Он откинулся назад, на спину, раскинув руки, как распятый. Он лежал на липком, грязном полу среди моря пустых бутылок, окурков и тюбиков, а вокруг него, по стенам, стояли, опираясь на мольберты и просто прислоненные, пять картин. Его иконостас. Его единственные немые свидетели и судьи. Его скрижали.
Яблоко. Искушение. Начало всего. Первый пьяный комплимент, брошенный когда-то в тишине букинистического магазина. Символ соблазна и начала конца.
Гора с восходящим вдали солнцем.Сила. Тишина. Недостижимая надежда и обещание тепла, которое он сам же и похоронил под лавиной своего малодушия.
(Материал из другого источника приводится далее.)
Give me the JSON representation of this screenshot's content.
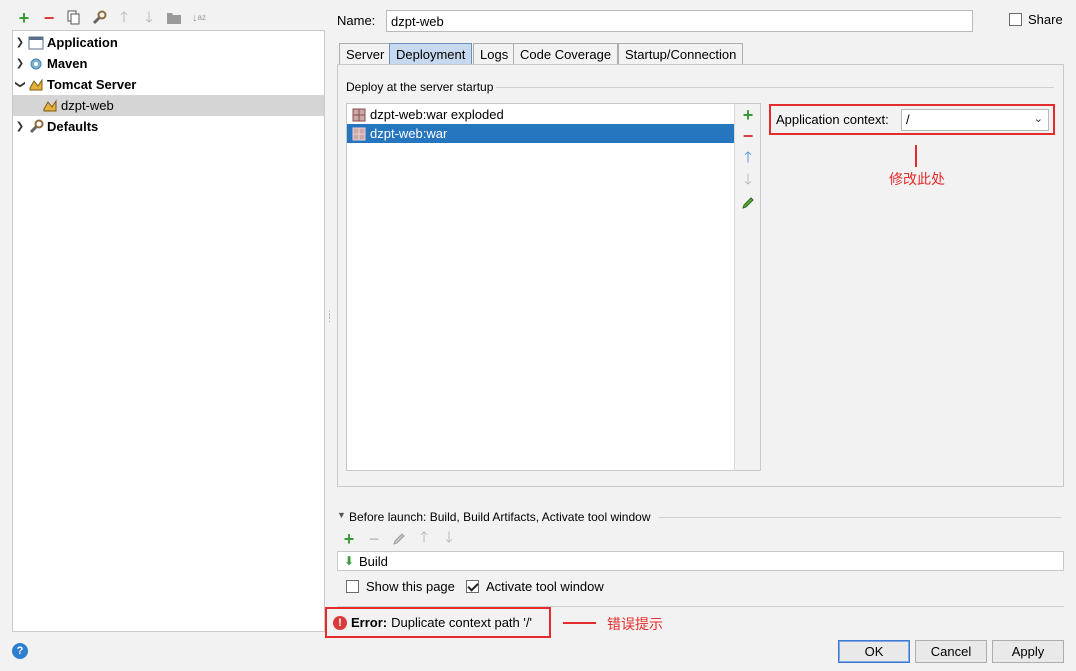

Белые звезды на ночном небе.Мечты, которые когда-то светили так ярко, а теперь стали просто холодными, мертвыми точками на черном бархате невозвратного прошлого.
Тихая река, бьющаяся где-то в глухих, темных лесах.Текущее время, жизнь, которую он утопил в алкоголе, которая утекла сквозь пальцы, как вода, не оставив и следа.
И толстое, могучее, вековое дерево.Прочность, надежность, корни. То, что он сжег дотла своим эгоизмом, своей слабостью, своим ядовитым языком.
Он лежал и шептал, хрипел, выплевывал одно-единственное имя.
"Саша… Саш… Прости… прости меня…"
Он обвешал себя этими картинами, как символами погибшей любви, как утопающий — якорем, который тянет его только на дно. Он рыдал. Сутками. Он выл в линолеум, в прокуренную подушку, вскрикивал от внезапных, как удар ножом, приступов боли и осознания, подползал к окну, распахивал его настежь, впуская в комнату ледяной воздух, и орал в холодную, равнодушную, глухую к его страданиям ночь, пока соседи не начинали стучать по батареям и кричать что-то невнятное. А после, когда силы окончательно покидали его, он медленно, очень медленно сползал по стене на пол, чувствуя, как чудовищная, всепоглощающая, абсолютная пустота разъедает его изнутри, пожирает органы, мышцы, кости, душу, оставляя после себя лишь тонкую, хрупкую, дрожащую оболочку, наполненную до краев дешевым алкоголем и непередаваемым, вселенским горем.